Article ID: | iaor19991787 |
Country: | United Kingdom |
Volume: | 25 |
Issue: | 6 |
Start Page Number: | 619 |
End Page Number: | 634 |
Publication Date: | Dec 1997 |
Journal: | OMEGA |
Authors: | Tan K.C., Narasimhan R. |
Keywords: | optimization: simulated annealing |
In today's fast-paced Just-in-Time and mass customization manufacturing in a sequence-dependent setup environment, the challenge of making production schedules to meet due-date requirements is becoming a more complex problem. Unfortunately, much of the research on operations scheduling problems has either ignored setup times or assumed that setup times on each machine are independent of the job sequence. This paper considers the problem of minimizing tardiness, a common measure of due-date performance, in a sequence-dependent setup environment.
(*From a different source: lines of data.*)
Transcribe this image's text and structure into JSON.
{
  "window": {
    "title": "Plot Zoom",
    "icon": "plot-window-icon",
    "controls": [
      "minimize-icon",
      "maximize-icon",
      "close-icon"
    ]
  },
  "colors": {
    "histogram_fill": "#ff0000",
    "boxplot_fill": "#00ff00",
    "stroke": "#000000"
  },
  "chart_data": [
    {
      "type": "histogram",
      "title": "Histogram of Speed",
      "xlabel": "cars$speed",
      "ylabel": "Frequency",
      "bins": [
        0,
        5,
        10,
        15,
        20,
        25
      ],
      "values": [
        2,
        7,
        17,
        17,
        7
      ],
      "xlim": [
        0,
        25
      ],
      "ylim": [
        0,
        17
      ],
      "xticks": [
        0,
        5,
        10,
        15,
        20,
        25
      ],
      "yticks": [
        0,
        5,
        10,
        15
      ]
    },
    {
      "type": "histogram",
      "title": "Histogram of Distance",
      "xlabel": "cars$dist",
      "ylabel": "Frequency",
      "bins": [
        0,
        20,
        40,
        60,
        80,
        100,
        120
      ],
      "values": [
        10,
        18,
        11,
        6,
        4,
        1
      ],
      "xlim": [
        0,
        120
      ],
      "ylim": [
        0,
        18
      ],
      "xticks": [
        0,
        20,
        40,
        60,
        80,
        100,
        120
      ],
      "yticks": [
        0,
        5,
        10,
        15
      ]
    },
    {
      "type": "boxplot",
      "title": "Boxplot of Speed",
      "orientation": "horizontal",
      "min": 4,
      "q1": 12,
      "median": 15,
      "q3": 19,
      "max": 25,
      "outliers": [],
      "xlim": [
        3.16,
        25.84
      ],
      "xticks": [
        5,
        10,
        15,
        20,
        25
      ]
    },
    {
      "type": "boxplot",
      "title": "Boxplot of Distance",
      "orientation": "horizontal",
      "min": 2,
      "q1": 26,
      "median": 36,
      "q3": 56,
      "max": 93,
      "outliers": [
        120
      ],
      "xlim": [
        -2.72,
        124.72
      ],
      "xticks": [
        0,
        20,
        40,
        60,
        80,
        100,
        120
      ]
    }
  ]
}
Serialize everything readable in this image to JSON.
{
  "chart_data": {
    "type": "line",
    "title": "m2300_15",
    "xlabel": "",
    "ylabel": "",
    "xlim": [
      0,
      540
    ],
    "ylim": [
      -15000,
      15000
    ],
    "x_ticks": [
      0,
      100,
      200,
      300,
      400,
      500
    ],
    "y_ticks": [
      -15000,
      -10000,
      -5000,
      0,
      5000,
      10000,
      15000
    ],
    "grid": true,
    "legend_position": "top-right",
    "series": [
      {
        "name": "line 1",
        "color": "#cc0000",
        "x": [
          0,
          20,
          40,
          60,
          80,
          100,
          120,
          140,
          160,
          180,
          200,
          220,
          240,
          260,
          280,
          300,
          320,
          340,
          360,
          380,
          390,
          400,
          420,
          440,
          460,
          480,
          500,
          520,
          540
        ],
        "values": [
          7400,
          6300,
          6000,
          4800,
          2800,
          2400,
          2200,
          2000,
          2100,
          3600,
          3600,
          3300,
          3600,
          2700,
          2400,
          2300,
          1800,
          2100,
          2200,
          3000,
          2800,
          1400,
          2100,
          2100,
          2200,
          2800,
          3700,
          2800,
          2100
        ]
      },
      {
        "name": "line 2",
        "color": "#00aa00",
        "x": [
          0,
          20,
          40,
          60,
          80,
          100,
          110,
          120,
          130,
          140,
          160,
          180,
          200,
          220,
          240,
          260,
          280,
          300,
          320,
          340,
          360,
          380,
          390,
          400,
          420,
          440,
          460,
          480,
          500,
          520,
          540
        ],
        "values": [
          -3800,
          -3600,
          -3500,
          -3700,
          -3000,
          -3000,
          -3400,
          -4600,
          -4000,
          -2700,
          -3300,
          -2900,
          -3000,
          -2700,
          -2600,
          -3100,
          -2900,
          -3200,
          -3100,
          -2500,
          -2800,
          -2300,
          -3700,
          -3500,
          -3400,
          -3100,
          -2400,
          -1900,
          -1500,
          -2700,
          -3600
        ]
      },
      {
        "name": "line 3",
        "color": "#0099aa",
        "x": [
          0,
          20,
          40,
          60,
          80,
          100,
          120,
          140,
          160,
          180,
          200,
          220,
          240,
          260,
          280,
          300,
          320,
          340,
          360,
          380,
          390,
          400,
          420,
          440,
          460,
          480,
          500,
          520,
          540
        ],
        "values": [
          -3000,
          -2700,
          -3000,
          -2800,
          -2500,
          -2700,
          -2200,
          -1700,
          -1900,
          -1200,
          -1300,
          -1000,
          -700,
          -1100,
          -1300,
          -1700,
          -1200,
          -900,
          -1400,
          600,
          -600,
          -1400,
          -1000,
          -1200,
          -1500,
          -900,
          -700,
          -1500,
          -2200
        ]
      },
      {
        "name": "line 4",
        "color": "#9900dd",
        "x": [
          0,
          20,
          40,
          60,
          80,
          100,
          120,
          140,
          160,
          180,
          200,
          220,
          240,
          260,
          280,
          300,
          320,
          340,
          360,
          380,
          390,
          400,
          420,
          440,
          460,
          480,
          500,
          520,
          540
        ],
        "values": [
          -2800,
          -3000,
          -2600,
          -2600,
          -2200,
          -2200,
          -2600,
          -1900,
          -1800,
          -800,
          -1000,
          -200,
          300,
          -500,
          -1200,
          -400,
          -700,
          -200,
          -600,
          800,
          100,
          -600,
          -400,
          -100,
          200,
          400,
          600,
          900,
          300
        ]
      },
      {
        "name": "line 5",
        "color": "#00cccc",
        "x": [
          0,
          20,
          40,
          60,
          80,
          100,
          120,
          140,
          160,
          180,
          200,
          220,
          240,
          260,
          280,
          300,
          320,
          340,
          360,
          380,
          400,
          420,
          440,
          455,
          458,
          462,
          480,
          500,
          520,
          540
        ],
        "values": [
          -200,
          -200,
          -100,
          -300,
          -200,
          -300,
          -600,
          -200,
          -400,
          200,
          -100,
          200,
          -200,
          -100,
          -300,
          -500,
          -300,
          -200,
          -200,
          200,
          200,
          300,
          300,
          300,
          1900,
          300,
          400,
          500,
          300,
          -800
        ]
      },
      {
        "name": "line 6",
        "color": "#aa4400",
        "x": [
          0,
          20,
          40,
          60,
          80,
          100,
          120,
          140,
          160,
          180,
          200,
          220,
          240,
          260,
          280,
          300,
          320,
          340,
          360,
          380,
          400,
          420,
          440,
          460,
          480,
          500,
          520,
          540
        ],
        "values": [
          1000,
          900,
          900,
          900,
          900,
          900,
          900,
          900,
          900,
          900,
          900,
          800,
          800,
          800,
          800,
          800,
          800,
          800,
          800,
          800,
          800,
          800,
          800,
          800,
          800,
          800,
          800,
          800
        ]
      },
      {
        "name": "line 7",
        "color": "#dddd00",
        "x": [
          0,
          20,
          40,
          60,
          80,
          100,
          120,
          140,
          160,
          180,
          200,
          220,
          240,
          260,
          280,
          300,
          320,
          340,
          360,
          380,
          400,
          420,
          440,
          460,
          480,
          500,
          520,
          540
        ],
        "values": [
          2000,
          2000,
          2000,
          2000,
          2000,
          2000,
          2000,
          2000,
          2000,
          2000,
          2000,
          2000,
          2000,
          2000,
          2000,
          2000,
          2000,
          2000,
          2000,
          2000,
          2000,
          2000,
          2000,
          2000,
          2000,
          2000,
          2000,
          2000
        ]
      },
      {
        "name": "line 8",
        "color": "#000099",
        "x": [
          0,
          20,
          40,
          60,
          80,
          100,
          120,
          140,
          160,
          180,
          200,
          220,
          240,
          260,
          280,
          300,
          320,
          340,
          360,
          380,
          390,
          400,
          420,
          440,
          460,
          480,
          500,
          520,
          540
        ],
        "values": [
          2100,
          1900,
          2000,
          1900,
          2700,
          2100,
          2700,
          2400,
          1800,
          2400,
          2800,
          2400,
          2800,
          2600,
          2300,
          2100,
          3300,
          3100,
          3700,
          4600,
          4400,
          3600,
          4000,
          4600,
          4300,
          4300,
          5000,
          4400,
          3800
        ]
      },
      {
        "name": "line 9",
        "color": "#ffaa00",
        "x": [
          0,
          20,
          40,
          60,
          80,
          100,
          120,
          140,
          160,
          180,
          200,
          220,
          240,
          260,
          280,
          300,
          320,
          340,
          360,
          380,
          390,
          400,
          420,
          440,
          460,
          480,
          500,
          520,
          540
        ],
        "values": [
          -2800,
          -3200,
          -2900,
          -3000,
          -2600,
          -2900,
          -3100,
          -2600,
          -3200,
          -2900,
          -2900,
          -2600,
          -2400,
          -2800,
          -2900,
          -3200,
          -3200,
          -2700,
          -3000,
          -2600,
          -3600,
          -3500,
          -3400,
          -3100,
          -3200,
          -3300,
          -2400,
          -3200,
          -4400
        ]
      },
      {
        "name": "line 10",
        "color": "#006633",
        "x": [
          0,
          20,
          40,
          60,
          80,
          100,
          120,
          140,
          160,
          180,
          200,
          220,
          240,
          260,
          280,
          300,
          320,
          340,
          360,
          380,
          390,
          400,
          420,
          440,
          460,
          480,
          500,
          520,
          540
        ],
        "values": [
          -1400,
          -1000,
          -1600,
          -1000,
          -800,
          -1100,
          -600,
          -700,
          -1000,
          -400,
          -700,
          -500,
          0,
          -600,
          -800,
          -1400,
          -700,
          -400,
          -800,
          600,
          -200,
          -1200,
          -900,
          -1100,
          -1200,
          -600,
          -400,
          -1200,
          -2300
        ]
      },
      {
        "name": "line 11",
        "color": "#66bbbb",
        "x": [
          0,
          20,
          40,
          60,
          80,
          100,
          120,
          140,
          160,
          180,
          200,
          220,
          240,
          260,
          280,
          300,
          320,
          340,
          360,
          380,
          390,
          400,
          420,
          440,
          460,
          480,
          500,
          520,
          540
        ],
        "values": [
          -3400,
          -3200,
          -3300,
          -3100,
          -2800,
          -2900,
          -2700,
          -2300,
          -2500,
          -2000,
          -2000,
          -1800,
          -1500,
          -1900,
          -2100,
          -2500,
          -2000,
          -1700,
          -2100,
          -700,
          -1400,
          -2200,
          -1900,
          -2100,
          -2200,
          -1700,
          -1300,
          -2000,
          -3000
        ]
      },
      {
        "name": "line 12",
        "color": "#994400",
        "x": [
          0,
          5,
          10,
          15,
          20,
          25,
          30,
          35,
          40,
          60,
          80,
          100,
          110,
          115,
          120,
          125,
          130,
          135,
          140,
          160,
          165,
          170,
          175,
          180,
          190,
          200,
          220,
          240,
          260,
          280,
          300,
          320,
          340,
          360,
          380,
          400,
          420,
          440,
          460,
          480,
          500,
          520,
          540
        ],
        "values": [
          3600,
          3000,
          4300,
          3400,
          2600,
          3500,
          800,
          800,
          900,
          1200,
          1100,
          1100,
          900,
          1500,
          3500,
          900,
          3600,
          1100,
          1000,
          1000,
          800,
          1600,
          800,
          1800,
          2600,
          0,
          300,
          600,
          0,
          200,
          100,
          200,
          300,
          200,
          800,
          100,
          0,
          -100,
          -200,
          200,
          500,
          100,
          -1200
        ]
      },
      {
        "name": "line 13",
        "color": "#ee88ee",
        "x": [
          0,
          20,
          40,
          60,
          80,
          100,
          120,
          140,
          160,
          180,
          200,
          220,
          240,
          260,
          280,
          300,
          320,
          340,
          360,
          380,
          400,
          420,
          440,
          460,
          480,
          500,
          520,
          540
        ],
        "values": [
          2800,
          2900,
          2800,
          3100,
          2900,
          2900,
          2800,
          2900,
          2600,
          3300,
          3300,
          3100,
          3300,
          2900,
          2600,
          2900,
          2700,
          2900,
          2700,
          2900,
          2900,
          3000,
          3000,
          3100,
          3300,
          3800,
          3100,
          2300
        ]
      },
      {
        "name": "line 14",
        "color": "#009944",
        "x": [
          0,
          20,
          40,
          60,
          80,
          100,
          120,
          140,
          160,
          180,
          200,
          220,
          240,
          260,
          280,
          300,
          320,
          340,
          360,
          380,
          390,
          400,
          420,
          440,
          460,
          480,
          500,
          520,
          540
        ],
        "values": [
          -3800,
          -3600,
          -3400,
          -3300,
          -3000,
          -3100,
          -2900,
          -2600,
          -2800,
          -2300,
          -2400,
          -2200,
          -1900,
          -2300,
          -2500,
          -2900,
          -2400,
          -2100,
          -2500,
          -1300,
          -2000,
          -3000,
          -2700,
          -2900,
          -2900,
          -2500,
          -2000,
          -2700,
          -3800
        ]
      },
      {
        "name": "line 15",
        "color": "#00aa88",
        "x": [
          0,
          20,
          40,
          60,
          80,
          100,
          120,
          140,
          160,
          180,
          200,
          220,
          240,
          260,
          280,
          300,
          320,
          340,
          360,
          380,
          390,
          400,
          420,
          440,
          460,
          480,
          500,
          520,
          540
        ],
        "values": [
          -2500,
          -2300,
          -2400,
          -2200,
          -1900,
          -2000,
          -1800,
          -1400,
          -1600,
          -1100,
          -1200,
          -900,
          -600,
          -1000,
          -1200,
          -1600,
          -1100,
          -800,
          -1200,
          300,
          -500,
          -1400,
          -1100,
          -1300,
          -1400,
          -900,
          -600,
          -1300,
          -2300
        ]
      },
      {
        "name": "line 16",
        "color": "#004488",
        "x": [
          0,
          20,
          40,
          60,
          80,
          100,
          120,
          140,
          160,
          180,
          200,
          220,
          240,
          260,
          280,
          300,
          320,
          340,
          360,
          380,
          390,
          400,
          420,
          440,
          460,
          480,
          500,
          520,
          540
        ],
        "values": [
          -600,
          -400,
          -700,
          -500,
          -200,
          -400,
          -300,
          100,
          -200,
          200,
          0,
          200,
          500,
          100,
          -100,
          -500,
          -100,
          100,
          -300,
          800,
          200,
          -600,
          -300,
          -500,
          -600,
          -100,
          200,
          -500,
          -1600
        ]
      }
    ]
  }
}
Simulated annealing was used to solve the sequencing problem, and its performance was compared with random search. Our experimental results show that the algorithm can find a good solution fairly quickly, and thus can rework schedules frequently to react to variations in the schedule. The algorithm is invaluable for ‘on-line’ production scheduling and ‘last-minute’ changes to production schedule. The results of this research also suggest ways in which more complex and realistic job shop environments, such as multiple machines with a higher number of jobs in the sequence, and other scheduling objectives can be modeled. This research also investigates computational aspects of simulated annealing in solving complex scheduling problems.